Will large models inevitably be efficient "search engines"? According to Hao Jianye, founder of Shenzhen Yijiayuan Technology Co., Ltd. (MemoraX AI), if the gap between "storage" and "memory" cannot be bridged, AI will never become a true intelligent partner.
Recently, this startup, which was established only a month ago, announced a $10 million seed round financing. This round was led by L2F Lightsource Entrepreneur Fund and Zhongding Capital, with participation from well-known investors and industry players. It is reported that this funding will mainly be used for the iteration of Agentic RL (agent reinforcement learning) algorithms, engineering implementation, and the product development of internal memory modules.

MemoraX AI was founded in March 2026. Its leading figure, Hao Jianye, is an elite professor at Tianjin University. He has previously served as Director of Huawei's Decision Reasoning Lab and Large Model Algorithm Lab, and holds a high academic reputation and practical experience in the field of reinforcement learning. The team consists of technical elites from big companies such as Huawei, Alibaba, and Tencent, forming a strong configuration combining academia and industry.
On the technical side, MemoraX AI aims to internalize memory capabilities through its self-developed Agentic RL technology. This solution primarily addresses common pain points of current large models, such as "fragmented memory" and "imprecise retrieval." Its core advantages are reflected in three dimensions: first, dynamic evolution, where memory can continuously update and reorganize during interactions, rather than being a static storage; second, precise recall, with performance 30% better than peers on the LoCoMo-Refined test set, and a training efficiency increase of 400 times; lastly, generalization and reuse, enabling flexible adaptation to diverse scenarios ranging from smart terminals to enterprise-level knowledge management.
Currently, these cutting-edge technologies have been initially applied in fields such as autonomous driving, chip design automation, and industrial solvers.

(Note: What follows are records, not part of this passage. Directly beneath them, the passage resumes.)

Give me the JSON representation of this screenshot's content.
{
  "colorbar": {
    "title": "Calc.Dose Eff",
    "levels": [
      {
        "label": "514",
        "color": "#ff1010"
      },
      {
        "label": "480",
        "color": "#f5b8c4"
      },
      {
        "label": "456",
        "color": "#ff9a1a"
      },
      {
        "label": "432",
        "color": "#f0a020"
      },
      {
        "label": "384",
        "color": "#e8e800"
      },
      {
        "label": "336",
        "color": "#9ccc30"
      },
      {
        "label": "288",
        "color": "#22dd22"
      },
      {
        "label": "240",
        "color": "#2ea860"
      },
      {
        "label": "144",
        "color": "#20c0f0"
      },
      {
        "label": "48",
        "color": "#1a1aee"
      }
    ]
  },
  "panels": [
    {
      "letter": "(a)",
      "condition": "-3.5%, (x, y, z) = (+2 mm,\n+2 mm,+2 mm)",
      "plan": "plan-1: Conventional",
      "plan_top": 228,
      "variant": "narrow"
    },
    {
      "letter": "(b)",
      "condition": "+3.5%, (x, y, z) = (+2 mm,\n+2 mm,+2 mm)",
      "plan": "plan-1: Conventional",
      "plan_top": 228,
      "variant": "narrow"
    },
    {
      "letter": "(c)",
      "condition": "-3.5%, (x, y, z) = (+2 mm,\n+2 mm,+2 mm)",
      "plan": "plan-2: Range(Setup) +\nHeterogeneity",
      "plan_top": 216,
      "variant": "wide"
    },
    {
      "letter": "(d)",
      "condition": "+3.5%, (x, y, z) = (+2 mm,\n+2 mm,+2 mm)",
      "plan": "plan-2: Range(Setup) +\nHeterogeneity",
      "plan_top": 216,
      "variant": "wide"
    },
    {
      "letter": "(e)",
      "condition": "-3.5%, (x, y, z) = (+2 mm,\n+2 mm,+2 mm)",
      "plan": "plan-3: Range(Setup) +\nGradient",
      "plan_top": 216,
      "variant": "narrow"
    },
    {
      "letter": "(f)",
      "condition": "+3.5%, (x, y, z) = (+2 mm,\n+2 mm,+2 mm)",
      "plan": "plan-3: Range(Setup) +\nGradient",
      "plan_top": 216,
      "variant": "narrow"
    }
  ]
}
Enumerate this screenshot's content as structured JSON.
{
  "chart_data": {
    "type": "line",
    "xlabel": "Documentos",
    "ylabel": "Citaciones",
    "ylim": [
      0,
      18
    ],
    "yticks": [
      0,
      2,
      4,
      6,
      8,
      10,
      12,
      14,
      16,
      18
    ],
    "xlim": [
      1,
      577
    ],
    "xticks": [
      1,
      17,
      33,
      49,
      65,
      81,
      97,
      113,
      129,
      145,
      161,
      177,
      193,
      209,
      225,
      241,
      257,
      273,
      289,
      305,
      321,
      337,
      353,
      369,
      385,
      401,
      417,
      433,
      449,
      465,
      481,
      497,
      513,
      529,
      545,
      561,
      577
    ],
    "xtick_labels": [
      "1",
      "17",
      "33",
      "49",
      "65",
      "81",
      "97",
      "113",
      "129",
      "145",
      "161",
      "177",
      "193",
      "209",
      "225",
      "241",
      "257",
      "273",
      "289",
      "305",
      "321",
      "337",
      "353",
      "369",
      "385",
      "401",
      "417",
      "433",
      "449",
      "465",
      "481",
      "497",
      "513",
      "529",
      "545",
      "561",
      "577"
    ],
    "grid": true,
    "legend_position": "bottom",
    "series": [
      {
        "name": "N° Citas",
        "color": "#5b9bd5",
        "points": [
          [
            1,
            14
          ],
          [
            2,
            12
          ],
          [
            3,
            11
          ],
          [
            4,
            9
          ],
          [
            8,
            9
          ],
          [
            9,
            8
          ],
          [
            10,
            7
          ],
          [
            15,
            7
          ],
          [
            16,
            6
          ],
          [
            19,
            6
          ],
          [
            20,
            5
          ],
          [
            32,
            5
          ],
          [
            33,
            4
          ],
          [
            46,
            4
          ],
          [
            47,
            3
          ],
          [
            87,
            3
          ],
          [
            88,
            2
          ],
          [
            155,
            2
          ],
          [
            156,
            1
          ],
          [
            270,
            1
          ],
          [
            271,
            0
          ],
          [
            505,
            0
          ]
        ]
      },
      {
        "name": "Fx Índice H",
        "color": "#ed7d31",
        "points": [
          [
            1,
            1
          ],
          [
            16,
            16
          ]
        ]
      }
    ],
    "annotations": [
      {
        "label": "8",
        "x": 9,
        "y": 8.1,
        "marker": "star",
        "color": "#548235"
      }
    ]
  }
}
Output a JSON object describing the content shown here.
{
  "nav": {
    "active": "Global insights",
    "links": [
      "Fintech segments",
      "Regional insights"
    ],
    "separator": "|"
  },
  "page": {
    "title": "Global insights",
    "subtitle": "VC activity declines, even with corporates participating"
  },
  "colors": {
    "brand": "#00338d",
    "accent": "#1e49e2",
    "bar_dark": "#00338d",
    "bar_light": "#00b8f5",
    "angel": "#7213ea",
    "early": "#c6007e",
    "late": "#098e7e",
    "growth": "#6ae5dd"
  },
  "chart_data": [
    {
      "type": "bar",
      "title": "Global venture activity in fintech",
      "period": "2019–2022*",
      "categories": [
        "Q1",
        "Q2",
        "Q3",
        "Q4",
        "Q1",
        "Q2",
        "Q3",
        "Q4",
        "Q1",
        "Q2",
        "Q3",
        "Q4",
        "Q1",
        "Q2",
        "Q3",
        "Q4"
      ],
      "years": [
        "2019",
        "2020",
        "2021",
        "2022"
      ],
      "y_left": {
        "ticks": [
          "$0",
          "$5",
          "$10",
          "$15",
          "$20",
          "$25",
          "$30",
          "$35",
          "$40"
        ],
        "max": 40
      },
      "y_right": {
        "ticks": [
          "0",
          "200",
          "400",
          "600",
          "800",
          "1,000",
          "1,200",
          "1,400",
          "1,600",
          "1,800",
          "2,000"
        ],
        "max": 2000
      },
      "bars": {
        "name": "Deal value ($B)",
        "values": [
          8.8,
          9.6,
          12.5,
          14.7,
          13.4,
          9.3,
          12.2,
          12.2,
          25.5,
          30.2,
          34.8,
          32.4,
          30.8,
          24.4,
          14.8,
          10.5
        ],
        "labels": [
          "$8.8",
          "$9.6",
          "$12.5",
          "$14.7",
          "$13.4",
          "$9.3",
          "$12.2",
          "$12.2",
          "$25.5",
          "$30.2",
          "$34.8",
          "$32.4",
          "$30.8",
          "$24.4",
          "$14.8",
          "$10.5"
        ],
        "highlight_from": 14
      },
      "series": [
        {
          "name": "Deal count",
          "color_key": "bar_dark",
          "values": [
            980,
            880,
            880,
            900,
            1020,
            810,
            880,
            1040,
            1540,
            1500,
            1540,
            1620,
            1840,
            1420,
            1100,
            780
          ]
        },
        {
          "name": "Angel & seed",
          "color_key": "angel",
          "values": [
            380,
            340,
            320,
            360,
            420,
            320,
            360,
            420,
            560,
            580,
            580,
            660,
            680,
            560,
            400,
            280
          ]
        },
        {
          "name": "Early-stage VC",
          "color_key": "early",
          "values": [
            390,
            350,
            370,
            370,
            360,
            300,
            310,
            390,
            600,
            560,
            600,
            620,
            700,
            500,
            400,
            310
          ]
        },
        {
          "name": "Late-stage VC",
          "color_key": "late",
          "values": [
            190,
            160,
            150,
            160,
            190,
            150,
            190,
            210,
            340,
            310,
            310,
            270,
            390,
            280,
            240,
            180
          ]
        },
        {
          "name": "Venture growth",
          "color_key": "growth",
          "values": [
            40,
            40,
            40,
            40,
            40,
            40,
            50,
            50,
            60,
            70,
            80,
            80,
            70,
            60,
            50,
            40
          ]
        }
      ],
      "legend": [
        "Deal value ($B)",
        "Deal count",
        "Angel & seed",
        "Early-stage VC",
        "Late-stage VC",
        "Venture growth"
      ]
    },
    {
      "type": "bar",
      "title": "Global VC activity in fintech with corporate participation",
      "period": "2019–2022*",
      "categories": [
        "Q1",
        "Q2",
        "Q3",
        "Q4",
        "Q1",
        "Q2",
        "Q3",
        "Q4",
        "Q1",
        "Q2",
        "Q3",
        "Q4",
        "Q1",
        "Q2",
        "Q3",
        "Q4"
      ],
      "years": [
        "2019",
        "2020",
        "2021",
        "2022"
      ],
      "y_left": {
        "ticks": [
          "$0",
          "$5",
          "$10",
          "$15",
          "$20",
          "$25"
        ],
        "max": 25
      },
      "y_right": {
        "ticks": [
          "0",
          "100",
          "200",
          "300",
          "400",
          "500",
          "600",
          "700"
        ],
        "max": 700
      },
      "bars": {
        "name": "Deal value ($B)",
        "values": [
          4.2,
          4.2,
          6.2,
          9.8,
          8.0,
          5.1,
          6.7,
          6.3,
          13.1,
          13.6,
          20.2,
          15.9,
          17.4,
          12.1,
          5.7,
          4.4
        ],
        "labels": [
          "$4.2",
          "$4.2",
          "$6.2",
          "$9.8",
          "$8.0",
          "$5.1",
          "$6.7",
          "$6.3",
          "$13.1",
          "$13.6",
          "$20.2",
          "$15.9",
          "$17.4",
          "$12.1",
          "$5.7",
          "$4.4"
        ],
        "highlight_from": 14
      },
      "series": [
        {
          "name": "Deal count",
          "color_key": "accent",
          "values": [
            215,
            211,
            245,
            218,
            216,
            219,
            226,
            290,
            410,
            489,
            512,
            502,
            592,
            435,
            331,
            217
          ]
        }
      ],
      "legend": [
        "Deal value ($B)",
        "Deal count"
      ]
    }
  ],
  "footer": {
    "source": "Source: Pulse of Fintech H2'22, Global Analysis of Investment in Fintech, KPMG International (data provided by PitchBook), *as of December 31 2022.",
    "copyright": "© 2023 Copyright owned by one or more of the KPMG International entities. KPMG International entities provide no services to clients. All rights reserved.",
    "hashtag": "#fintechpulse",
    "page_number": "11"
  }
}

In terms of commercial strategy, MemoraX AI has chosen a dual approach of B-end and C-end. On the B-end, the company aims to provide standardized memory modules for industries such as healthcare, finance, and law, enhancing the depth of intelligent customer service and knowledge management. On the C-end, it is dedicated to creating more personalized digital companions. According to the plan, the first standardized memory products are expected to officially launch within a year.
Representatives from the investment side believe that a memory system is the most fundamental infrastructure for an agent (Agent), directly determining the upper limit of AI delivery capabilities. At a time when the AI application layer urgently needs to break through bottlenecks, MemoraX AI's technological path of self-updating during dynamic interactions is seen as a key attempt to break through the industry ceiling.